A follow up to my Got Read post, sort of.

In a lot of games it's quite common to run into formalities. What I mean by that is a series of events that you absolutely know both players are going to do because they are the absolute most ideal or optimal plays in that situation.

For example, let's say player Bee gets in and throws a projectile in a game with airdashing. Player Eff jumps to avoid the projectile then airdashes forward, but player Bee turns around and attempts and anti-air, knowing that player Eff with air backdash to avoid the anti-air and is put back into the corner.

Basically, everything that occurred after the first move was a formality and returned back to neutral. Even though player Bee could have attempted to read the airbackdash it was not ideal to do so because of the risk the player might not air backdash and get out of the corner with just the singular forward airdash. Likewise, player Eff should never really just forward airdash because of the risk of getting anti-aired, put back into the corner with okizeme, and then rushed down with mixups/pressure.

But, every once in a while you get people doing completely random things that go way outside of the formal movements, and this makes good players go "What? Why would you do that?". We call this a lack of respect.

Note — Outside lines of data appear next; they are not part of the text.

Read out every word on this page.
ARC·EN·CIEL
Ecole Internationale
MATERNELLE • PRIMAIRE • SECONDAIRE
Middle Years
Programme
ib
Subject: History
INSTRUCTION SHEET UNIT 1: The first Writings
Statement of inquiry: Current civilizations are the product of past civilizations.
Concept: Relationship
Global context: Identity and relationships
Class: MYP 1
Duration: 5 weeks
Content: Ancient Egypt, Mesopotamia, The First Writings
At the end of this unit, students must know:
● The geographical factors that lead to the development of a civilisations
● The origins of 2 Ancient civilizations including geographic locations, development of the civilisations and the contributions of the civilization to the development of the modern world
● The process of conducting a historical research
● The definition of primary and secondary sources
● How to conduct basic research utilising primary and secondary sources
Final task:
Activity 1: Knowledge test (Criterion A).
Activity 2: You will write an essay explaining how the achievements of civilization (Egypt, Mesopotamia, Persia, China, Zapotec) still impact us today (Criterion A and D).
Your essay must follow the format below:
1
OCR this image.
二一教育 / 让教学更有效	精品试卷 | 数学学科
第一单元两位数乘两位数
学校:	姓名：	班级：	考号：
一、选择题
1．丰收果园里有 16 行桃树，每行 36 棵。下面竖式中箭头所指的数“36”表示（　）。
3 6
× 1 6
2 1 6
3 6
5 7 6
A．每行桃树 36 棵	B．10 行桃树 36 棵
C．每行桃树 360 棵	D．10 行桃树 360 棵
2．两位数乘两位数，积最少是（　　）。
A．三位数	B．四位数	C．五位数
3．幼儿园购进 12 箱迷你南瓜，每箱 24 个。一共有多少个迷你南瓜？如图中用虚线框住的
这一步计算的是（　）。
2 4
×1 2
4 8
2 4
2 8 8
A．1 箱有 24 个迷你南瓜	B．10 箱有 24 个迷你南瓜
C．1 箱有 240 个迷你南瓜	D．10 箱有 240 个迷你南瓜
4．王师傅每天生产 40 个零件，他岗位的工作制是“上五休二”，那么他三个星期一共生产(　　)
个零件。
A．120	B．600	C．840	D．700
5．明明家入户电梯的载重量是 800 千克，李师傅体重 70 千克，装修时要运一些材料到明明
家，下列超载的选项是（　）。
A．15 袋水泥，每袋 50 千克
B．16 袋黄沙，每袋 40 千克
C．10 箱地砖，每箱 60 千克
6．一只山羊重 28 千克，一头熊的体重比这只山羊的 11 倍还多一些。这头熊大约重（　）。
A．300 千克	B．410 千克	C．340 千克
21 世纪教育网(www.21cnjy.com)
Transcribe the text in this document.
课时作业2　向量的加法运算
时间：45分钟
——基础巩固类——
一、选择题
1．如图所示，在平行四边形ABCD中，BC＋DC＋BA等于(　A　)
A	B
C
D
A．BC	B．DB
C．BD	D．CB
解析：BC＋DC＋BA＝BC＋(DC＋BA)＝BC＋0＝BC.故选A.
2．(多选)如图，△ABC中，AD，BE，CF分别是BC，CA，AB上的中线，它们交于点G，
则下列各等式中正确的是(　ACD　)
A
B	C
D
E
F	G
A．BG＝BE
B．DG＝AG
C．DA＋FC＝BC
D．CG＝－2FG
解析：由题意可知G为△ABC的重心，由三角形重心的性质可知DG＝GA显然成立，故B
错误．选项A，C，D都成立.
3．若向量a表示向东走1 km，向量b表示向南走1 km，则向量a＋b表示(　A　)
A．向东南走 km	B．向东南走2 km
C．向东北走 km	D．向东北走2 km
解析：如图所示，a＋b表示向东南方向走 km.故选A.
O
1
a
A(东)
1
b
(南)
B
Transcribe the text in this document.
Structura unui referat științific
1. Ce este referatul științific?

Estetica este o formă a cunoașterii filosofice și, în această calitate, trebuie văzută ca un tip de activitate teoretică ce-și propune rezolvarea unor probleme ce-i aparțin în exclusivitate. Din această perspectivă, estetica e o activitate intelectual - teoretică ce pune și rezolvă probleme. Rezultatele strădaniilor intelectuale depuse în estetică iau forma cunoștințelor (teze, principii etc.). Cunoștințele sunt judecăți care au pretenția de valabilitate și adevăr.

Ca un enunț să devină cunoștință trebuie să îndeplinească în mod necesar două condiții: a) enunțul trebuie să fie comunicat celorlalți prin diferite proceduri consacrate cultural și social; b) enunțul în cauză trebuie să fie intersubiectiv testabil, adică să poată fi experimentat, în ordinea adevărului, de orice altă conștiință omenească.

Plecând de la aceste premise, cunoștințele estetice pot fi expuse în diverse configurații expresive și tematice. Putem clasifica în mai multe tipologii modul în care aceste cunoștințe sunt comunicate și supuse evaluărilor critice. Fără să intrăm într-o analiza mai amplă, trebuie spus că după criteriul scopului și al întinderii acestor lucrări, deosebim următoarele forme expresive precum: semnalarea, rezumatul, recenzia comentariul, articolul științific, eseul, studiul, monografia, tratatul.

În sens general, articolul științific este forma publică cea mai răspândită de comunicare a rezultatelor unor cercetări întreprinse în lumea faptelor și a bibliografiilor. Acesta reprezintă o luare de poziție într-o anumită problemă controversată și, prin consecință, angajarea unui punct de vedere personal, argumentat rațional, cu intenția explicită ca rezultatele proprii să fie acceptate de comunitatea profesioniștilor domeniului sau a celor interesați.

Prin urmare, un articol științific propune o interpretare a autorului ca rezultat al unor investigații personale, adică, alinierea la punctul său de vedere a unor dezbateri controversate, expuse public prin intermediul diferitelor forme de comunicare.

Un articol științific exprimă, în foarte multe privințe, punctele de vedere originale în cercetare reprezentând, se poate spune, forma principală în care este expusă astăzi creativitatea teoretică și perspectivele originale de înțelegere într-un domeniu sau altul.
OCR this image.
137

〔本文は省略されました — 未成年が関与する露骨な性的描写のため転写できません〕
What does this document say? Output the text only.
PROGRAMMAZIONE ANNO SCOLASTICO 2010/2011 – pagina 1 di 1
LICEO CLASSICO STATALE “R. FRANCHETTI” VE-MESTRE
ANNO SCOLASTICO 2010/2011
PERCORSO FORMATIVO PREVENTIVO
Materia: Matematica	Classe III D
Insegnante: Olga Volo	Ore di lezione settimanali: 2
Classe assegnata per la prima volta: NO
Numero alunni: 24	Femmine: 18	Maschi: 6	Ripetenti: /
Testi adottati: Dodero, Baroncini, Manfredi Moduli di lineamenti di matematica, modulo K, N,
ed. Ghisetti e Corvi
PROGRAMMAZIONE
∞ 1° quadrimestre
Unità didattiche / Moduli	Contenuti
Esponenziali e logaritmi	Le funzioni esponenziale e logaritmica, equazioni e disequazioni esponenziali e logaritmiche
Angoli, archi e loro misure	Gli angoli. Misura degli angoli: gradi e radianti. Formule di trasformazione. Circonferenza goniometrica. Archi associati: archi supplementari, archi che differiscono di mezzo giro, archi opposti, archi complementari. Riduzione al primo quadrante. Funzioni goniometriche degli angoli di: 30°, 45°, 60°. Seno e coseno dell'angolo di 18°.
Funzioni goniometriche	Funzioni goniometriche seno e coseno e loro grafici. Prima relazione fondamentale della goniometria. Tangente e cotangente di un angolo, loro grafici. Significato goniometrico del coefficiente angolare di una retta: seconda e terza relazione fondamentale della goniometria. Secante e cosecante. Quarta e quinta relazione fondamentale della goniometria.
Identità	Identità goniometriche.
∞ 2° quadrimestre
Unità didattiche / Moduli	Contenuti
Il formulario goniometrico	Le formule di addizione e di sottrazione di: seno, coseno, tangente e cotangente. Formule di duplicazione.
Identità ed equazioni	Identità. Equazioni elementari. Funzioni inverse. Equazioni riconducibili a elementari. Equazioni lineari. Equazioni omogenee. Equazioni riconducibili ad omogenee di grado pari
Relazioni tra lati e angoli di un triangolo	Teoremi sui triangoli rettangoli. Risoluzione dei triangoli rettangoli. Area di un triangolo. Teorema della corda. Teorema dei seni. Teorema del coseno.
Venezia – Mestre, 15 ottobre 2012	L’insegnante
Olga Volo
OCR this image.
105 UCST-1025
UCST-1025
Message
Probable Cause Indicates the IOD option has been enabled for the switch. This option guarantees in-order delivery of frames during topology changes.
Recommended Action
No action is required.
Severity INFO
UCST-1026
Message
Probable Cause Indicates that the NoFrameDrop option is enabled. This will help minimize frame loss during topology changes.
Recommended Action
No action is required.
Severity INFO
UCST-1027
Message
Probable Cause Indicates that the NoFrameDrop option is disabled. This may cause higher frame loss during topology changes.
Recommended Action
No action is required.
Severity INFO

Lack of respect can also mean other things though, like not respecting the opponents options. Such as being put into a frame disadvantage; the aggressor now has control and has a ton of options for mixup, continued pressure, or baiting the opponent into doing something stupid. A lack of respect for these options would cause the defender to do an aggressive attack in retaliation, even though they were at disadvantage. A very foolish choice, yet it doesn't always fail.

With high/low/block/throw mixup options that can't be consistently reacted to you get people trying to guess their way out of the mixup with a counter instead of trying to defend against it, and you either succeed or fail based on luck. It's disrespectful, and while complete lack of respect is easy to counter (because it's predictable), varying levels of respect and disrespect can be really annoying at times. We call it a lack of respect because the defender did not respect the potential punishment for doing a counter-action -- like doing a DP to get out of a mixup -- only to have the aggressor block and punish the DP. When you don't respect your opponent you are not respecting the risk, and you are not respecting their ability to play, you believe that the counter will work and you'll be fine.

This is also part of what separates mixups(guessing) from mind games(reading). It is an assumption that has the potential to be incorrect, but the odds of it being incorrect are very slim, so it's more of an educated guess.

To use a chess analogy it would be like intentionally placing your pawn in a bad spot as bait so that it can be taken, only to use another piece to take whatever piece the opponent used to take your pawn; a simple trap. Now, on a more specific scale, pinning the opponent on the board to where they have no choice but to act a certain way, a way that is favorable to you.

I think Viscant probably said it best when he said: "Forcing your opponent to choose from a tree of all failure".

Unfortunately it's incredibly common for gamers to confuse the differences between guessing and mindreading. For some reason people feel mixups and yomi are synonymous, when they aren't really.